Post-54: Koreans’ Feelings Today About May 16th, 1961

In post-53, I discussed the May 16th, 1961 coup d’etat, which resulted in the presidency-for-life of General Park Chung-Hee (박정희). I gave the two positions that I perceive Koreans hold about the coup and its aftereffects:

            Most negatively, the coup can be waved-away as a power grab by ambitious mid-level figures in the military.
            Most positively, [it was] a successful attempt to eliminate corruption/backwardness, resulting in prosperity.

It seems to me that the positive view of this coup predominates (based on my [limited] observations of Korean politics and affairs, on my informal polling of dozens of students I have had over the years, and on my observation of the elections of 2012). There are two caveats: #1: It is viewed less positively by younger Koreans, born after 1980 or so. #2: It is viewed much more negatively in Jeolla Province (but that’s a different, more complicated story). The anonymous but influential Korean-American blogger who runs “Ask a Korean”, calls General Park a “fascist” but even he credits him with the economic boom.

Picture

General Park [l.] on the morning of the coup (May 16th, 1961)

Why is there a predominantly positive view today of the May 16th Coup and Park’s military rule?
I can offer a few ideas based on what I have learned, with my own conjectures mixed in.

(a) From Stagnant Poverty to Economic Boom: Poverty hurts. South Korea in the ’50s showed no sign of being able to raise itself up, out of Third-World status. Park’s government aggressively/successfully pursued economic growth. This is the standard reason given for support for Park. I think it may, though, be the most superficial of all.

(b) National Prestige: South Korea is one of the few states that has faced a long-term major threat to its existence, i.e. a competing Korea. Today, it’s easy to wave away North Korea as a backward, despotic, alienated and “weird” place. North Korea was not always backward, though. It was superior to the South for many years. Into the 1970s, say the Korea experts, the North Korean economy was clearly stronger. When comparing the ROK and DPRK militaries, the latter was stronger, one-to-one, well into the 1980s, I’ve read. Thus, when the coup was being plotted in 1960, South Korea seems to have existed solely because of U.S. protection and largesse, understandably a humiliation. By the time Park Chung-Hee was killed in 1979, the idea of South-Korea as a “U.S. satellite” was mostly untrue, I think.

(c) The First Strong Leader of the ROK: The coup of May 16th marked, people tend to believe, the start of the first era of decisive leadership in the ROK’s history.

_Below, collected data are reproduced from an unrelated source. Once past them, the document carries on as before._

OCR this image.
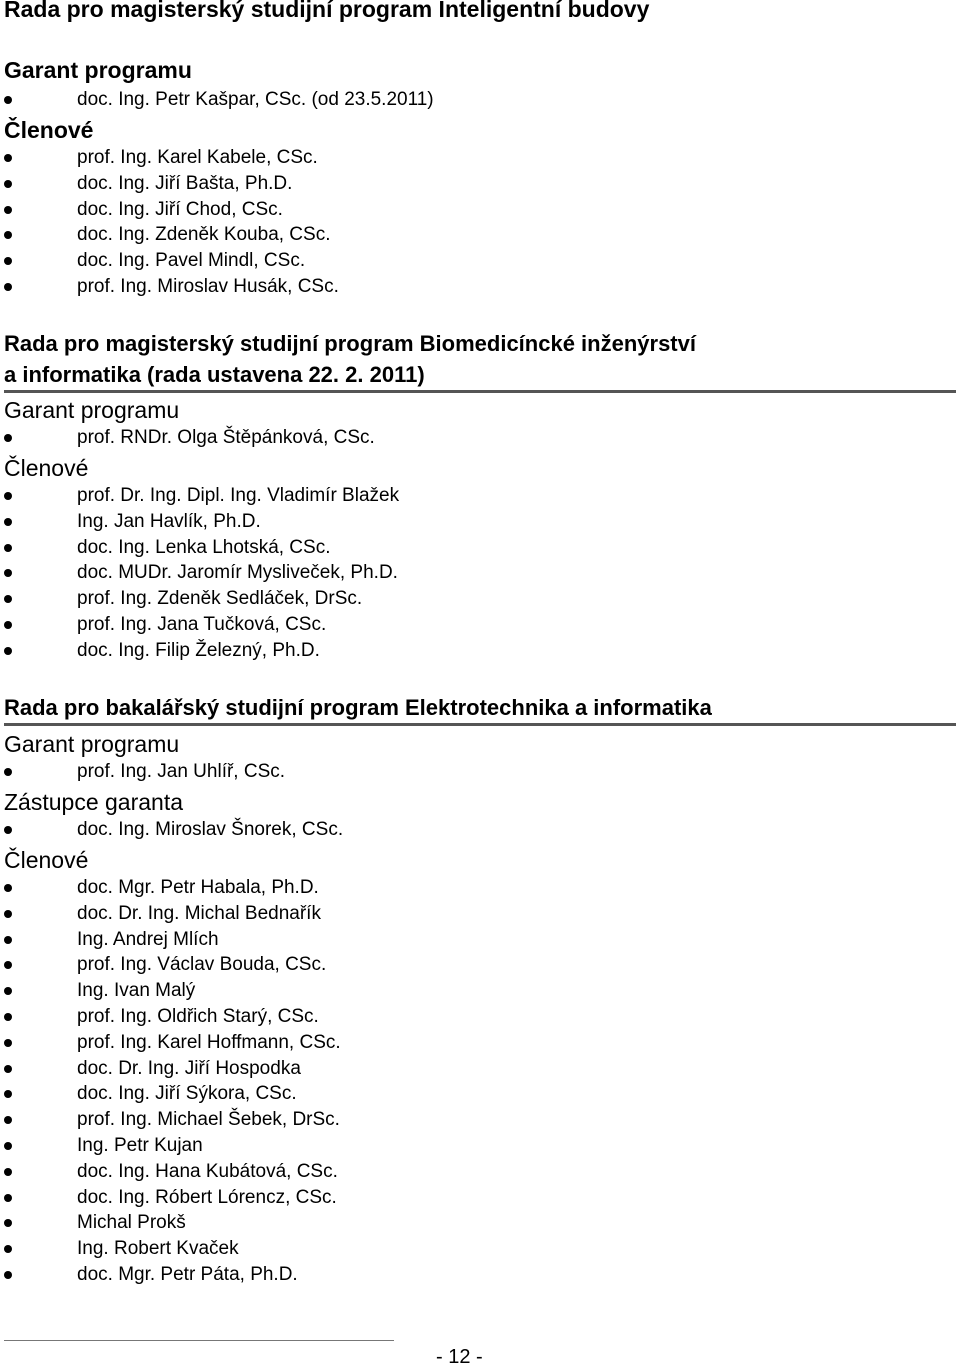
Rada pro magisterský studijní program Inteligentní budovy
Garant programu
doc. Ing. Petr Kašpar, CSc. (od 23.5.2011)
Členové
prof. Ing. Karel Kabele, CSc.
doc. Ing. Jiří Bašta, Ph.D.
doc. Ing. Jiří Chod, CSc.
doc. Ing. Zdeněk Kouba, CSc.
doc. Ing. Pavel Mindl, CSc.
prof. Ing. Miroslav Husák, CSc.
Rada pro magisterský studijní program Biomedicíncké inženýrství
a informatika (rada ustavena 22. 2. 2011)
Garant programu
prof. RNDr. Olga Štěpánková, CSc.
Členové
prof. Dr. Ing. Dipl. Ing. Vladimír Blažek
Ing. Jan Havlík, Ph.D.
doc. Ing. Lenka Lhotská, CSc.
doc. MUDr. Jaromír Mysliveček, Ph.D.
prof. Ing. Zdeněk Sedláček, DrSc.
prof. Ing. Jana Tučková, CSc.
doc. Ing. Filip Železný, Ph.D.
Rada pro bakalářský studijní program Elektrotechnika a informatika
Garant programu
prof. Ing. Jan Uhlíř, CSc.
Zástupce garanta
doc. Ing. Miroslav Šnorek, CSc.
Členové
doc. Mgr. Petr Habala, Ph.D.
doc. Dr. Ing. Michal Bednařík
Ing. Andrej Mlích
prof. Ing. Václav Bouda, CSc.
Ing. Ivan Malý
prof. Ing. Oldřich Starý, CSc.
prof. Ing. Karel Hoffmann, CSc.
doc. Dr. Ing. Jiří Hospodka
doc. Ing. Jiří Sýkora, CSc.
prof. Ing. Michael Šebek, DrSc.
Ing. Petr Kujan
doc. Ing. Hana Kubátová, CSc.
doc. Ing. Róbert Lórencz, CSc.
Michal Prokš
Ing. Robert Kvaček
doc. Mgr. Petr Páta, Ph.D.
- 12 -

From 1948 to 1960, South-Korea’s leader was an elderly man named Syngman Rhee (리승만, as it was written in Korean at the time, now 이승만). Rhee is considered a pretty bad leader by Koreans. My impression from reading about him is that he was part buffoon and part autocrat, a toxic combination. His mismanagement led to his overthrow and exile in 1960, followed by an era of instability.

(d) PlainOld Nostalgia: All the above is well-and-good, but I think all three may be partially…”pretexts”. Something else may be more fundamental. Consider the exit-polling for last year’s election, in which Park Geun-Hye [박근혜] was elected president. She is the daughter of Park Chung-Hee. The outcome by age-group tells the story:

             The Vote in the 2012 South Korean Presidential Election by Age Group [Park Geun-Hye vs. Moon Jae-In]
            Voters Born Before 1955:  For Park by a 3-to-1 Margin (Three in this age group voted for her, to one against)
            Voters Born Before 1965:  For Park by a 2-to-1 Margin (Two in this age group for her, to one against)
____________________________________________________________________________________________________________
               Voters Born After 1975:  Against Park by 2-to-1 Margin (Two in this age group voted against her, to one for)
               Voters Born After 1985:  Against Park by 2-to-1 Margin (Two in this age group voted against her, to one for)
               
The division is sharp. It seems hinged on the question: “Do you remember South Korea under Park Chung-Hee?” 
In general, if your answer is “Yes, I remember”, then you voted for Mrs. Park. The more years of your life spent under the Park “dictatorship”, the more likely you were to vote for Mrs. Park in 2012. If your answer is “No, I don’t remember this country under General Park”  (I was either not yet born, or was too young), then you voted against Mrs. Park. / Those who would have remembered the 1950s era itself (as a contrast to the post-coup era) supported Mrs. Park totally-overwhelmingly, more than three-to-one. It is even starker if we discount the voters from the Southwest, who bloc-vote against conservative candidates because of a regional rivalry. My rough calculation is that in Korea outside the three southwest jurisdictions, voters born before 1955 supported Park Geun-Hye by five-to-one.

It was a “nostalgia election”. There happen to be more older than younger voters, and thus was the election decided.

Why would nostalgia be such a powerful force in South Korea? I have some speculations on that, too. I will comment on that another time.